USA becomes a ‘rogue nation’?

Trump appears to be on the verge of pulling out of the Paris Climate Accord, an act that this article condemns in no uncertain terms. The Truthout piece is entitled: Paris Accord Doesn’t Go Far Enough — but Trump’s Pullout Will Endanger Life on Earth and one quoted commentator labels the US a ‘rogue nation’ as a consequence of such a decision.

This discussion “On Tyranny” between Sam Harris and Timothy Snyder, Yale professor of history, draws from Snyder’s recent book and illustrates how the Trump rise to power reflects the processes that brought dictators to power in the past by successfuly attacking the rule of law, accusing the press of being the enemies of the people and above all, discrediting democratic institutions and evidence-based truths. The choice of favouring the profit of the fossil fuel industries over the future of the planet and its peoples fits into this analysis. Snyder observes that the normalisation of events and distorted ‘truths’ and language must be opposed especially in the early days on the road to tyranny before public resistance is weakened. He compares 2016 with 1933 in the democratically elected rise of the leader of Nazi tyranny.

As news of the likely Trump climate change ignoring decision emerged, the following report on the calving of a huge Antarctic Ice Shelf (Larsen C )was issued. A coincidence or somehow the heralding of a consequence of Trump’s preference for economic growth over ecological stability?
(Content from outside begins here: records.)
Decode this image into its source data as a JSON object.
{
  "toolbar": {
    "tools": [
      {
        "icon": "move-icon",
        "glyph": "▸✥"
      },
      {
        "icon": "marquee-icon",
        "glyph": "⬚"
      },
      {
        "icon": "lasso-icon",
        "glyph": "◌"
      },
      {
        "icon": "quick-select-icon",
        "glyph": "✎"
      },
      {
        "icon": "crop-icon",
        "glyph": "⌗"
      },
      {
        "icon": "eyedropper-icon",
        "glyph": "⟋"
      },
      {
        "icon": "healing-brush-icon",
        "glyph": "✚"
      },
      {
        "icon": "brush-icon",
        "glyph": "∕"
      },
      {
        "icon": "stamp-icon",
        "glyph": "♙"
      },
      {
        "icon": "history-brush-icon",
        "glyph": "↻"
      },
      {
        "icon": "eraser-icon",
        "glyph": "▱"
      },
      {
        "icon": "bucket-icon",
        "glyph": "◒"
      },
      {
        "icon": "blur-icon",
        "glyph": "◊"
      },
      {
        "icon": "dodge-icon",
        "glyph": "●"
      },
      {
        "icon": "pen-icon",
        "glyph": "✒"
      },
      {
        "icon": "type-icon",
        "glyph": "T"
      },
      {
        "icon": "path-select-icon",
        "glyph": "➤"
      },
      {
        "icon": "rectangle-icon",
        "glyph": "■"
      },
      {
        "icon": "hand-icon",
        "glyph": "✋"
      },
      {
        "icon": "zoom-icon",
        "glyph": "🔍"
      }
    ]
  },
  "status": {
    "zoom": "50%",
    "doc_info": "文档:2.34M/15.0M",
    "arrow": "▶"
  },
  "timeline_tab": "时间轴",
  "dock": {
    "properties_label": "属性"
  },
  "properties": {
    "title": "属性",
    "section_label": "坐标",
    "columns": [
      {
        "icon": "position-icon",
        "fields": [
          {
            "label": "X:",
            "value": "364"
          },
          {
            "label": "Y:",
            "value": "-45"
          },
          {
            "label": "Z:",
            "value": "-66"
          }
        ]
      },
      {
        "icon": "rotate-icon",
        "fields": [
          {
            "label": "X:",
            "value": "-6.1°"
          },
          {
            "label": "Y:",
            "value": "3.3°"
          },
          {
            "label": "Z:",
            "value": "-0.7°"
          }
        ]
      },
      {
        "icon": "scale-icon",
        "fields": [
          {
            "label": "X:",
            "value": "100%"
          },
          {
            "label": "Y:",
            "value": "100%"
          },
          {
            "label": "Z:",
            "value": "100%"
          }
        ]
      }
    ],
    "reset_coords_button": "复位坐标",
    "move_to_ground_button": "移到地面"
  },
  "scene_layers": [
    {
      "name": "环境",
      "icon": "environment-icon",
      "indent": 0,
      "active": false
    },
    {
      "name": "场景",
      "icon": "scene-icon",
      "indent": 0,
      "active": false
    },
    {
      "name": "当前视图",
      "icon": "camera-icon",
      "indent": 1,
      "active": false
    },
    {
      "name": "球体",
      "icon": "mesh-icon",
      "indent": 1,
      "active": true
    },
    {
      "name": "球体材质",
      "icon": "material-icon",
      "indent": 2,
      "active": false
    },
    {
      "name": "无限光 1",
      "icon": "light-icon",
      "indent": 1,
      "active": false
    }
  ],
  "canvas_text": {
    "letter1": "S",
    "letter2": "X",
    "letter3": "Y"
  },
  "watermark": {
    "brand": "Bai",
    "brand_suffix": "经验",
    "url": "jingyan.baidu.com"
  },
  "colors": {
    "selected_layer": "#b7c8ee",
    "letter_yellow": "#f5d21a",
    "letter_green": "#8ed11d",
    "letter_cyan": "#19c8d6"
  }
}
The Paris Accord is meant to limit the global rise in temperature attributed to emissions. Countries agreed to:

  • Keep global temperatures “well below” the level of 2C (3.6F) above pre-industrial times and “endeavour to limit” them even more, to 1.5C
  • Limit the amount of greenhouse gases emitted by human activity to the same levels that trees, soil and oceans can absorb naturally, beginning at some point between 2050 and 2100
  • Review each country’s contribution to cutting emissions every five years so they scale up to the challenge
  • Enable rich countries to help poorer nations by providing “climate finance” to adapt to climate change and switch to renewable energy

To date, 147 out of the 197 countries have ratified the accord, including the US, where the accord entered into force last November.